Sunday, November 8, 2009

reno or bust!

tomorrow is my dad's birthday. my parents decided to take the entire week off and vacation over in reno. of course, they're going to stay at harrah's because that's where my mom gets all her comps for her big jack pots that she wins. they've been working crazy hard lately, so his birthday kind of gave them the excuse to get away for a bit. thank god!

well, i have today and tomorrow off, so what am i gonna do? bomb over for the night and surprise my dad for his birthday. he has no idea! my mom and i kinda laughed about the idea, but then i shrugged my shoulders and said why not?

but it gets even better! my aunt kim is surprising my uncle jimmy for his 50th bday and taking him to vegas for the week and then throwing a surprise bday party for him on saturday. BUT on the way to vegas, they are stopping in reno. and they're staying at harrah's! lol i have to laugh because neither my dad or my uncle jimmy have any idea of what's going on. so when i get there, i'm going to get a hold of my aunt, scope out for my parents and turn this big surprise upside down! i'm totally stoked.

so my bag is packed, my music is updated on my ipod, gotta make a quick stop at work, gonna grab a quick bite (thinking taco bell), and jam my way over to the biggest little city in the world. oh, did i mention i'm only going for one night and heading back tomorrow night to be at work on tuesday? lol I LOVE LIFE!!
Happy Birthday Dad!!

Wednesday, November 4, 2009

here i go again

it's definitely been awhile since i've blogged last. hmm, since april? wow! well, i'm going to restart what i tried doing before. that's right, my exercising. but i'm not going to be doing the whole p90x deal. as i type, i can see my weight machine staring at me and the bike next to it too. i've started my diet again, high protein and low carbs, so i feel like i'm accomplishing something so far =D the cool thing is that i have my cousin that's going to be exercising too, so i'm not doing it all alone.

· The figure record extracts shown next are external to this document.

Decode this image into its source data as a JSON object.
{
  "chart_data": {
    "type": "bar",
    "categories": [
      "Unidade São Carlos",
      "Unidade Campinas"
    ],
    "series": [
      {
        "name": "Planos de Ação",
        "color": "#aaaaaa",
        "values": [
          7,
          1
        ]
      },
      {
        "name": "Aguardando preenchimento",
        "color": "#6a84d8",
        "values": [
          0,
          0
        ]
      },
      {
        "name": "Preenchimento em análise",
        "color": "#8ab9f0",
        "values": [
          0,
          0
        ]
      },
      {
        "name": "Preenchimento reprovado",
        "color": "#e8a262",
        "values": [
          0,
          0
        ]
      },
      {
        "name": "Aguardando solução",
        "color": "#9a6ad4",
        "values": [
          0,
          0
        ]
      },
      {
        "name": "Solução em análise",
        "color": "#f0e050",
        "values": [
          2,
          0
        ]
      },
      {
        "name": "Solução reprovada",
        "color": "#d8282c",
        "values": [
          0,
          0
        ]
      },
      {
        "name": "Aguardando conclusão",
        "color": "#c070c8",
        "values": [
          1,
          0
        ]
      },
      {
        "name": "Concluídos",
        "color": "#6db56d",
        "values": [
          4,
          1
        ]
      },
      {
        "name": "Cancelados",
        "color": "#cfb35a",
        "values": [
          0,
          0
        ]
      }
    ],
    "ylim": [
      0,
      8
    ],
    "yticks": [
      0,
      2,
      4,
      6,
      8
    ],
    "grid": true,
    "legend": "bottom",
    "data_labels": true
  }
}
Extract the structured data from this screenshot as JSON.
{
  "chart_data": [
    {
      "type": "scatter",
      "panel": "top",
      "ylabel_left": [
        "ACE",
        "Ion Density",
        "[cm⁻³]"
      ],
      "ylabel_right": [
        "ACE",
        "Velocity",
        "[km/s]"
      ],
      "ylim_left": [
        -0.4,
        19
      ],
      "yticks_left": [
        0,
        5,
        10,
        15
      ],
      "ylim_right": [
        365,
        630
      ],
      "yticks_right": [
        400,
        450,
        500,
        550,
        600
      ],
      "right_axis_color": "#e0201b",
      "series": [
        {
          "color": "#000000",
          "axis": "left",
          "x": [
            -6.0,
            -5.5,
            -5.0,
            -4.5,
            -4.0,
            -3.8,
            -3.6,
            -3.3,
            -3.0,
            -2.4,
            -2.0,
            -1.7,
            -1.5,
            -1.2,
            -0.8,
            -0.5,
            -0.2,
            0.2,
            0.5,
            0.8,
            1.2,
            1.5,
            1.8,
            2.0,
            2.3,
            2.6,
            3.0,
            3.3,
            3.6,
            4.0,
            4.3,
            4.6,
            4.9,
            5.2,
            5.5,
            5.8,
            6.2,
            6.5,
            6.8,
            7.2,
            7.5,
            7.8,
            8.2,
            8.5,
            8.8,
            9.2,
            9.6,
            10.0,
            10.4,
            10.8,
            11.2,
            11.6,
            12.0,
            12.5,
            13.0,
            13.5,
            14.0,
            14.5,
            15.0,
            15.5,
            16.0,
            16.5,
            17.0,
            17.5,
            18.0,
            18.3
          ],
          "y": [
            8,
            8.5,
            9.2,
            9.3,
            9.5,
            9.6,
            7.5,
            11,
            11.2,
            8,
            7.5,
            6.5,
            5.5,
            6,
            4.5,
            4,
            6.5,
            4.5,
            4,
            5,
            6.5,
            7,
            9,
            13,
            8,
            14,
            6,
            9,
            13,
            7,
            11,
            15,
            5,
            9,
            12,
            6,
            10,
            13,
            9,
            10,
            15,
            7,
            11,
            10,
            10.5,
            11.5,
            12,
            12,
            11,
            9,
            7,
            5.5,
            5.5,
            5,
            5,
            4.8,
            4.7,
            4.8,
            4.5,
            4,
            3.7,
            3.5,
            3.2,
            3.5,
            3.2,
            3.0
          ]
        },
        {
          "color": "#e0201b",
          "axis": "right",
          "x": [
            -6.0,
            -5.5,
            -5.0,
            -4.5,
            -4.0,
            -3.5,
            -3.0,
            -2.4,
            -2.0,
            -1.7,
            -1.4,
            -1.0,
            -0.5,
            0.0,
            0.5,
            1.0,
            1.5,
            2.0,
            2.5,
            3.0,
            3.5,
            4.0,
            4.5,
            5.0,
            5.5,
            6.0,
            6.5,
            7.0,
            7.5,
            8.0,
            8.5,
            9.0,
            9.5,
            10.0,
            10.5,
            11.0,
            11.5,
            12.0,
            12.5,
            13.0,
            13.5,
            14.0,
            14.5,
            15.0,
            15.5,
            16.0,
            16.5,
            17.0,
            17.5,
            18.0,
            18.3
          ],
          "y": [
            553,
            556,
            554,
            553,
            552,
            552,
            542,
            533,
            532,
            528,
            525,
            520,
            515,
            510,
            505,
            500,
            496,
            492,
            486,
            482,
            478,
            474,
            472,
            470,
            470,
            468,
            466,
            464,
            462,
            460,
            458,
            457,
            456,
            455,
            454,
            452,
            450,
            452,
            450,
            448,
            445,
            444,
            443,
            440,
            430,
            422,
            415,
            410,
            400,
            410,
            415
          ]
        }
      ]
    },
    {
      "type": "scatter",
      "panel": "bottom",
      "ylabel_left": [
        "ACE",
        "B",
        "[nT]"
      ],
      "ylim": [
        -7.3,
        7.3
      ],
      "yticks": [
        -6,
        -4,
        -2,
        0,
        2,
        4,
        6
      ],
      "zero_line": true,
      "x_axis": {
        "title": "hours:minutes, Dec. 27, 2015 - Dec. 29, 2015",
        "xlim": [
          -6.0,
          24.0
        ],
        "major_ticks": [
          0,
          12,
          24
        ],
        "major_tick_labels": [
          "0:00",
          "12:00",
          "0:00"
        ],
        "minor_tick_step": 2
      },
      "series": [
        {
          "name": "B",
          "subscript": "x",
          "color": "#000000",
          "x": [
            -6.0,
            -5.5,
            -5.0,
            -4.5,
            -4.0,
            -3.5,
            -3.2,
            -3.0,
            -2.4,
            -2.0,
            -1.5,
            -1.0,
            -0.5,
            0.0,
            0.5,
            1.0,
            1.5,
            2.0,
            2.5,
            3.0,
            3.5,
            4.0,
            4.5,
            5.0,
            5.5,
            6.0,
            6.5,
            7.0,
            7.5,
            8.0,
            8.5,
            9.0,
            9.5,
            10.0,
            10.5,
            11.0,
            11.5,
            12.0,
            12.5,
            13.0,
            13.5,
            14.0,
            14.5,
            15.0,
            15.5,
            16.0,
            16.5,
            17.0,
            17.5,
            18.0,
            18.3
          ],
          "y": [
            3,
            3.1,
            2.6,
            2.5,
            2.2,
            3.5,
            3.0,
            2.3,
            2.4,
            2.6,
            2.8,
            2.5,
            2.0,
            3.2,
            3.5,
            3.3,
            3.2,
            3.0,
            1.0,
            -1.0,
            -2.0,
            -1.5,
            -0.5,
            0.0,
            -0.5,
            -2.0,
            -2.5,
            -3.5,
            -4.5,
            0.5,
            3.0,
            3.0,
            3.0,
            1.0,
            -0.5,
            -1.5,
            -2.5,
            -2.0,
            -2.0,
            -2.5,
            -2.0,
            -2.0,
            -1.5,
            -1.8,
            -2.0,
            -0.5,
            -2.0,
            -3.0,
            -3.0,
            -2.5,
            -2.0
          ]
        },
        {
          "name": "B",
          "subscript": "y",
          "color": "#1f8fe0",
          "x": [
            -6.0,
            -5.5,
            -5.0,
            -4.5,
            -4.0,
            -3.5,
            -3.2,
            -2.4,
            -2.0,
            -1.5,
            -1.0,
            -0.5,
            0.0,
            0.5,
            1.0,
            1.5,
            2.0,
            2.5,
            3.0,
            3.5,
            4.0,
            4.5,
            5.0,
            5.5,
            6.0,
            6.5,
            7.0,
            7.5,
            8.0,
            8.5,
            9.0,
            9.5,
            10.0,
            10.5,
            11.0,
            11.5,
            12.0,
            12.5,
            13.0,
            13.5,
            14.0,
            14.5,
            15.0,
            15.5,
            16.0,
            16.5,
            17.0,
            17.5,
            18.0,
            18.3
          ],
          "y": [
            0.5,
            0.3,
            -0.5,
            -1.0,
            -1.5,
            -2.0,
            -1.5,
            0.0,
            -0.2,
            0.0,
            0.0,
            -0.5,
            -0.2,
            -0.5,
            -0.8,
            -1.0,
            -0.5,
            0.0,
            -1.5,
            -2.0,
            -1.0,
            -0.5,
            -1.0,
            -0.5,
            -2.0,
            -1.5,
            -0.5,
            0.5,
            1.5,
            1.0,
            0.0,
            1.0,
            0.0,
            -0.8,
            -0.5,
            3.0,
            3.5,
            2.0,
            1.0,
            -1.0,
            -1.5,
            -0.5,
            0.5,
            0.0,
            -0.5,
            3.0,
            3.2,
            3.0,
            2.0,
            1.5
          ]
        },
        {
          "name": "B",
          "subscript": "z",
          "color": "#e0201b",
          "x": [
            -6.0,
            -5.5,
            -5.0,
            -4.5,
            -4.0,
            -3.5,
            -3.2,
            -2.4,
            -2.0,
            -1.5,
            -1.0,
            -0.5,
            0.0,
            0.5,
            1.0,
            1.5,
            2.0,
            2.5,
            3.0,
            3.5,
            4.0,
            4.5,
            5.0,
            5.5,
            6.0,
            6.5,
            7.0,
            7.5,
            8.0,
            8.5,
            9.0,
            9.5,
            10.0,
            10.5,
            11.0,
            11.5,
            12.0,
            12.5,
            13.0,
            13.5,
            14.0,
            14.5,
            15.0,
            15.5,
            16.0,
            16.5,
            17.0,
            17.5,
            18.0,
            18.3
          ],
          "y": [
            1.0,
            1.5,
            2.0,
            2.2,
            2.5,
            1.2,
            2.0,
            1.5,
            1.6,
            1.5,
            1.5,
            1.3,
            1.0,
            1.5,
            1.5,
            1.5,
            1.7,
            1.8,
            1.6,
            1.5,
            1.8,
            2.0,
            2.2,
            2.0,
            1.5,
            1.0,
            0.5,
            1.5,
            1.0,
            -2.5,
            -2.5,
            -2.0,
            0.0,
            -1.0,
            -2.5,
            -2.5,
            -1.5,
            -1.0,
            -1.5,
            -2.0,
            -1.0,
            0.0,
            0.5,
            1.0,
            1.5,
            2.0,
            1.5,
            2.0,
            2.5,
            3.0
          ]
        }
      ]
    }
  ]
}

along with exercising, i'm going to be expanding my wings more and start reading again. i used to read all the time and then i just stopped. i can't really even give a reason. so i'm starting with mitch albom's the 5 people you meet in heaven. i loved the tuesdays with morrey movie, so i hope that this book gets me back into my love for reading i used to have. my next books will be the harry potter series. i read the first two and part of the third, but i'm going to go back to the beginning and read them all the way through.

another big thing, is that i'm planning on moving out of california as well. i'm wanting to head back to washington and be with a lot more family and friends. i like california, i just totally dislike redding! and with my brother expecting another little one, i want to be near my nephews, and hopefully a niece, and watch and help them grow. not to mention my sisters are up there too. just being around family in general makes me a happier person. even my boss at work notices that and she's only known me a month or so. she says that i never look as happy or alive as i do when i'm talking about my nephews. she says there's this light that comes out of me and i just shine.